Or maybe I’m totally wrong:
While the Application section is used for storing the application code, the The Boot Loader software must be located in the BLS since the SPM instruction can initiate a programming when executing from the BLS only. The SPM instruction can access the entire Flash, including the BLS itself. The protection level for the Boot Loader section can be selected by the Boot Loader Lock bits (Boot Lock bits 1), see Table 27-3 on page 317.
Although this wouldn’t exclude doing it completely - it would just mean you’d have to have support for it built into the bootloader - since the bootloader would be the code that would have to alter the flash. At that point though it might be too complex to be worth it for most uses.

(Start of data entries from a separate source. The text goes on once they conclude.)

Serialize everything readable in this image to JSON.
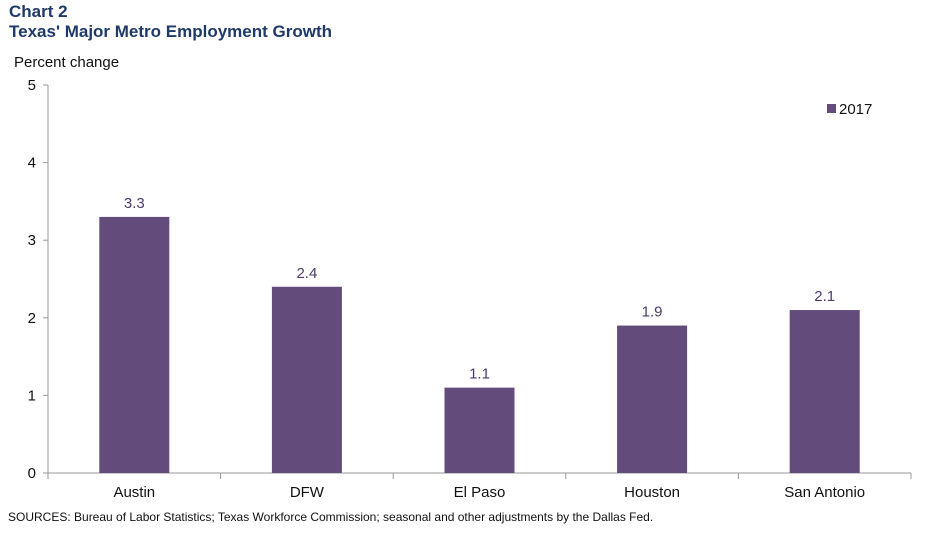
{
  "header": {
    "chart_number": "Chart 2",
    "title": "Texas' Major Metro Employment Growth"
  },
  "footer": {
    "sources": "SOURCES: Bureau of Labor Statistics; Texas Workforce Commission; seasonal and other adjustments by the Dallas Fed."
  },
  "colors": {
    "bar": "#634b7b",
    "data_label": "#4d3a6a",
    "title": "#1f3a68",
    "axis": "#999999"
  },
  "chart_data": {
    "type": "bar",
    "title": "Texas' Major Metro Employment Growth",
    "ylabel": "Percent change",
    "xlabel": "",
    "categories": [
      "Austin",
      "DFW",
      "El Paso",
      "Houston",
      "San Antonio"
    ],
    "series": [
      {
        "name": "2017",
        "values": [
          3.3,
          2.4,
          1.1,
          1.9,
          2.1
        ]
      }
    ],
    "data_labels": [
      "3.3",
      "2.4",
      "1.1",
      "1.9",
      "2.1"
    ],
    "ylim": [
      0,
      5
    ],
    "yticks": [
      0,
      1,
      2,
      3,
      4,
      5
    ],
    "grid": false,
    "legend_position": "top-right"
  }
}
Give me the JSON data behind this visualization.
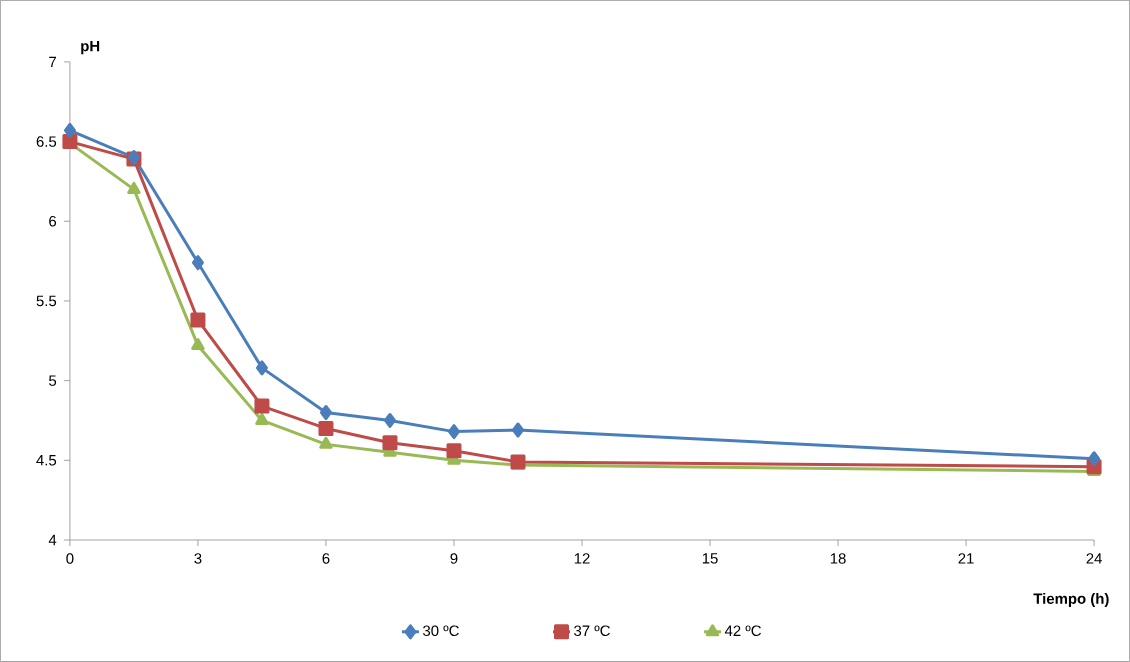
{
  "chart_data": {
    "type": "line",
    "xlabel": "Tiempo (h)",
    "ylabel": "pH",
    "x": [
      0,
      1.5,
      3,
      4.5,
      6,
      7.5,
      9,
      10.5,
      24
    ],
    "series": [
      {
        "name": "30 ºC",
        "color": "#4a7ebb",
        "marker": "diamond",
        "values": [
          6.57,
          6.4,
          5.74,
          5.08,
          4.8,
          4.75,
          4.68,
          4.69,
          4.51
        ]
      },
      {
        "name": "37 ºC",
        "color": "#be4b48",
        "marker": "square",
        "values": [
          6.5,
          6.39,
          5.38,
          4.84,
          4.7,
          4.61,
          4.56,
          4.49,
          4.46
        ]
      },
      {
        "name": "42 ºC",
        "color": "#98b954",
        "marker": "triangle",
        "values": [
          6.49,
          6.2,
          5.22,
          4.75,
          4.6,
          4.55,
          4.5,
          4.47,
          4.43
        ]
      }
    ],
    "xlim": [
      0,
      24
    ],
    "xticks": [
      0,
      3,
      6,
      9,
      12,
      15,
      18,
      21,
      24
    ],
    "ylim": [
      4,
      7
    ],
    "yticks": [
      4,
      4.5,
      5,
      5.5,
      6,
      6.5,
      7
    ],
    "grid": false,
    "legend": "bottom",
    "line_style": "solid"
  }
}
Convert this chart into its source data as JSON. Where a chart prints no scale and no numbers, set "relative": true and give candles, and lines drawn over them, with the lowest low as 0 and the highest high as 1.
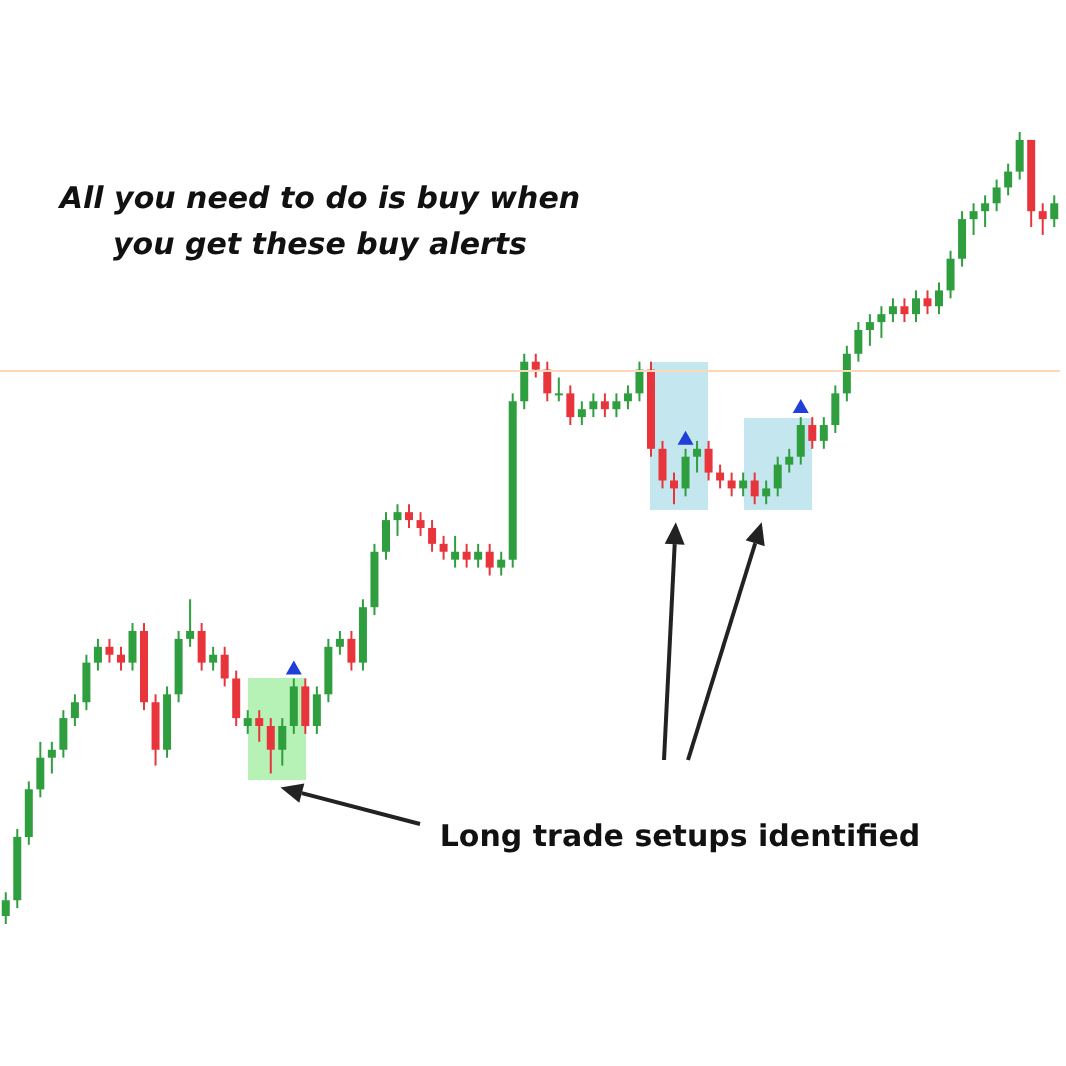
{
  "chart_data": {
    "type": "candlestick",
    "relative": true,
    "categories": [
      null,
      null,
      null,
      null,
      null,
      null,
      null,
      null,
      null,
      null,
      null,
      null,
      null,
      null,
      null,
      null,
      null,
      null,
      null,
      null,
      null,
      null,
      null,
      null,
      null,
      null,
      null,
      null,
      null,
      null,
      null,
      null,
      null,
      null,
      null,
      null,
      null,
      null,
      null,
      null,
      null,
      null,
      null,
      null,
      null,
      null,
      null,
      null,
      null,
      null,
      null,
      null,
      null,
      null,
      null,
      null,
      null,
      null,
      null,
      null,
      null,
      null,
      null,
      null,
      null,
      null,
      null,
      null,
      null,
      null,
      null,
      null,
      null,
      null,
      null,
      null,
      null,
      null,
      null,
      null,
      null,
      null,
      null,
      null,
      null,
      null,
      null,
      null,
      null,
      null,
      null,
      null
    ],
    "ohlc": [
      [
        0.01,
        0.04,
        0,
        0.03
      ],
      [
        0.03,
        0.12,
        0.02,
        0.11
      ],
      [
        0.11,
        0.18,
        0.1,
        0.17
      ],
      [
        0.17,
        0.23,
        0.16,
        0.21
      ],
      [
        0.21,
        0.23,
        0.19,
        0.22
      ],
      [
        0.22,
        0.27,
        0.21,
        0.26
      ],
      [
        0.26,
        0.29,
        0.25,
        0.28
      ],
      [
        0.28,
        0.34,
        0.27,
        0.33
      ],
      [
        0.33,
        0.36,
        0.32,
        0.35
      ],
      [
        0.35,
        0.36,
        0.33,
        0.34
      ],
      [
        0.34,
        0.35,
        0.32,
        0.33
      ],
      [
        0.33,
        0.38,
        0.32,
        0.37
      ],
      [
        0.37,
        0.38,
        0.27,
        0.28
      ],
      [
        0.28,
        0.29,
        0.2,
        0.22
      ],
      [
        0.22,
        0.3,
        0.21,
        0.29
      ],
      [
        0.29,
        0.37,
        0.28,
        0.36
      ],
      [
        0.36,
        0.41,
        0.35,
        0.37
      ],
      [
        0.37,
        0.38,
        0.32,
        0.33
      ],
      [
        0.33,
        0.35,
        0.32,
        0.34
      ],
      [
        0.34,
        0.35,
        0.3,
        0.31
      ],
      [
        0.31,
        0.32,
        0.25,
        0.26
      ],
      [
        0.25,
        0.27,
        0.24,
        0.26
      ],
      [
        0.26,
        0.27,
        0.23,
        0.25
      ],
      [
        0.25,
        0.26,
        0.19,
        0.22
      ],
      [
        0.22,
        0.26,
        0.2,
        0.25
      ],
      [
        0.25,
        0.31,
        0.24,
        0.3
      ],
      [
        0.3,
        0.31,
        0.24,
        0.25
      ],
      [
        0.25,
        0.3,
        0.24,
        0.29
      ],
      [
        0.29,
        0.36,
        0.28,
        0.35
      ],
      [
        0.35,
        0.37,
        0.34,
        0.36
      ],
      [
        0.36,
        0.37,
        0.32,
        0.33
      ],
      [
        0.33,
        0.41,
        0.32,
        0.4
      ],
      [
        0.4,
        0.48,
        0.39,
        0.47
      ],
      [
        0.47,
        0.52,
        0.46,
        0.51
      ],
      [
        0.51,
        0.53,
        0.49,
        0.52
      ],
      [
        0.52,
        0.53,
        0.5,
        0.51
      ],
      [
        0.51,
        0.52,
        0.49,
        0.5
      ],
      [
        0.5,
        0.51,
        0.47,
        0.48
      ],
      [
        0.48,
        0.49,
        0.46,
        0.47
      ],
      [
        0.46,
        0.49,
        0.45,
        0.47
      ],
      [
        0.47,
        0.48,
        0.45,
        0.46
      ],
      [
        0.46,
        0.48,
        0.45,
        0.47
      ],
      [
        0.47,
        0.48,
        0.44,
        0.45
      ],
      [
        0.45,
        0.47,
        0.44,
        0.46
      ],
      [
        0.46,
        0.67,
        0.45,
        0.66
      ],
      [
        0.66,
        0.72,
        0.65,
        0.71
      ],
      [
        0.71,
        0.72,
        0.69,
        0.7
      ],
      [
        0.7,
        0.71,
        0.66,
        0.67
      ],
      [
        0.67,
        0.69,
        0.66,
        0.67
      ],
      [
        0.67,
        0.68,
        0.63,
        0.64
      ],
      [
        0.64,
        0.66,
        0.63,
        0.65
      ],
      [
        0.65,
        0.67,
        0.64,
        0.66
      ],
      [
        0.66,
        0.67,
        0.64,
        0.65
      ],
      [
        0.65,
        0.67,
        0.64,
        0.66
      ],
      [
        0.66,
        0.68,
        0.65,
        0.67
      ],
      [
        0.67,
        0.71,
        0.66,
        0.7
      ],
      [
        0.7,
        0.71,
        0.59,
        0.6
      ],
      [
        0.6,
        0.61,
        0.55,
        0.56
      ],
      [
        0.56,
        0.57,
        0.53,
        0.55
      ],
      [
        0.55,
        0.6,
        0.54,
        0.59
      ],
      [
        0.59,
        0.61,
        0.57,
        0.6
      ],
      [
        0.6,
        0.61,
        0.56,
        0.57
      ],
      [
        0.57,
        0.58,
        0.55,
        0.56
      ],
      [
        0.56,
        0.57,
        0.54,
        0.55
      ],
      [
        0.55,
        0.57,
        0.54,
        0.56
      ],
      [
        0.56,
        0.57,
        0.53,
        0.54
      ],
      [
        0.54,
        0.56,
        0.53,
        0.55
      ],
      [
        0.55,
        0.59,
        0.54,
        0.58
      ],
      [
        0.58,
        0.6,
        0.57,
        0.59
      ],
      [
        0.59,
        0.64,
        0.58,
        0.63
      ],
      [
        0.63,
        0.64,
        0.6,
        0.61
      ],
      [
        0.61,
        0.64,
        0.6,
        0.63
      ],
      [
        0.63,
        0.68,
        0.62,
        0.67
      ],
      [
        0.67,
        0.73,
        0.66,
        0.72
      ],
      [
        0.72,
        0.76,
        0.71,
        0.75
      ],
      [
        0.75,
        0.77,
        0.73,
        0.76
      ],
      [
        0.76,
        0.78,
        0.74,
        0.77
      ],
      [
        0.77,
        0.79,
        0.76,
        0.78
      ],
      [
        0.78,
        0.79,
        0.76,
        0.77
      ],
      [
        0.77,
        0.8,
        0.76,
        0.79
      ],
      [
        0.79,
        0.8,
        0.77,
        0.78
      ],
      [
        0.78,
        0.81,
        0.77,
        0.8
      ],
      [
        0.8,
        0.85,
        0.79,
        0.84
      ],
      [
        0.84,
        0.9,
        0.83,
        0.89
      ],
      [
        0.89,
        0.91,
        0.87,
        0.9
      ],
      [
        0.9,
        0.92,
        0.88,
        0.91
      ],
      [
        0.91,
        0.94,
        0.9,
        0.93
      ],
      [
        0.93,
        0.96,
        0.92,
        0.95
      ],
      [
        0.95,
        1,
        0.94,
        0.99
      ],
      [
        0.99,
        0.99,
        0.88,
        0.9
      ],
      [
        0.9,
        0.91,
        0.87,
        0.89
      ],
      [
        0.89,
        0.92,
        0.88,
        0.91
      ]
    ],
    "colors": [
      "#2e9e3e",
      "#2e9e3e",
      "#2e9e3e",
      "#2e9e3e",
      "#2e9e3e",
      "#2e9e3e",
      "#2e9e3e",
      "#2e9e3e",
      "#2e9e3e",
      "#e8353b",
      "#e8353b",
      "#2e9e3e",
      "#e8353b",
      "#e8353b",
      "#2e9e3e",
      "#2e9e3e",
      "#2e9e3e",
      "#e8353b",
      "#2e9e3e",
      "#e8353b",
      "#e8353b",
      "#2e9e3e",
      "#e8353b",
      "#e8353b",
      "#2e9e3e",
      "#2e9e3e",
      "#e8353b",
      "#2e9e3e",
      "#2e9e3e",
      "#2e9e3e",
      "#e8353b",
      "#2e9e3e",
      "#2e9e3e",
      "#2e9e3e",
      "#2e9e3e",
      "#e8353b",
      "#e8353b",
      "#e8353b",
      "#e8353b",
      "#2e9e3e",
      "#e8353b",
      "#2e9e3e",
      "#e8353b",
      "#2e9e3e",
      "#2e9e3e",
      "#2e9e3e",
      "#e8353b",
      "#e8353b",
      "#2e9e3e",
      "#e8353b",
      "#2e9e3e",
      "#2e9e3e",
      "#e8353b",
      "#2e9e3e",
      "#2e9e3e",
      "#2e9e3e",
      "#e8353b",
      "#e8353b",
      "#e8353b",
      "#2e9e3e",
      "#2e9e3e",
      "#e8353b",
      "#e8353b",
      "#e8353b",
      "#2e9e3e",
      "#e8353b",
      "#2e9e3e",
      "#2e9e3e",
      "#2e9e3e",
      "#2e9e3e",
      "#e8353b",
      "#2e9e3e",
      "#2e9e3e",
      "#2e9e3e",
      "#2e9e3e",
      "#2e9e3e",
      "#2e9e3e",
      "#2e9e3e",
      "#e8353b",
      "#2e9e3e",
      "#e8353b",
      "#2e9e3e",
      "#2e9e3e",
      "#2e9e3e",
      "#2e9e3e",
      "#2e9e3e",
      "#2e9e3e",
      "#2e9e3e",
      "#2e9e3e",
      "#e8353b",
      "#e8353b",
      "#2e9e3e"
    ],
    "ref_lines": [
      {
        "axis": "y",
        "value": 0.7,
        "color": "#fbd9b8"
      }
    ],
    "annotations": [
      "All you need to do is buy when you get these buy alerts",
      "Long trade setups identified"
    ]
  }
}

Ok, a bit more reading. It’s really only the SPM instruction that has to be on the bootloader side… so a simple do_spm method like the following:
do_spm:
; check for previous SPM complete
Wait_spm:
in temp1, SPMCSR
sbrc temp1, SPMEN
rjmp Wait_spm
; input: spmcrval determines SPM action
; disable interrupts if enabled, store status
in temp2, SREG
cli
; check that no EEPROM write access is present
Wait_ee:
sbic EECR,EEPE
rjmp Wait_ee
; SPM timed sequence
out SPMCSR, spmcrval
spm
; restore SREG (to enable interrupts if originally enabled)
out SREG, temp2
ret
If that were placed at a fixed location in the bootloader then user land could call it whenever needed to perform SPM operations in the user land. And, suddenly storing things in flash from app space becomes possible.
You have to write flash a whole page at a time… so that means a 256 byte buffer. Although it might be possible to use a smaller buffer and just read in existing data, pass it back into the SPM buffer, then only push the data you changed, then more existing data… so you could do the whole thing with a 1 or 2 byte buffer. I’m not sure if that gets hung up in the RWW vs NRWW area though. I know you can’t read while writing in all areas, but is that talking about the actual “write” SPM command, or the entire sequence of pushing the buffer? If it’s just the write command, that’s fine. If it’s pushing the whole buffer, then you can’t (always) read it while pushing it.
Update: Actually, we’re good. It’s only the top 4kb (max bootloader size) that’s NRWW… and since we’re using the full 4kb, that means ALL the rest of flash is Read-While-Write… so it seems if we could get support for this in the boot-loader it would be pretty easy to wrap it all up in a nice library for user space.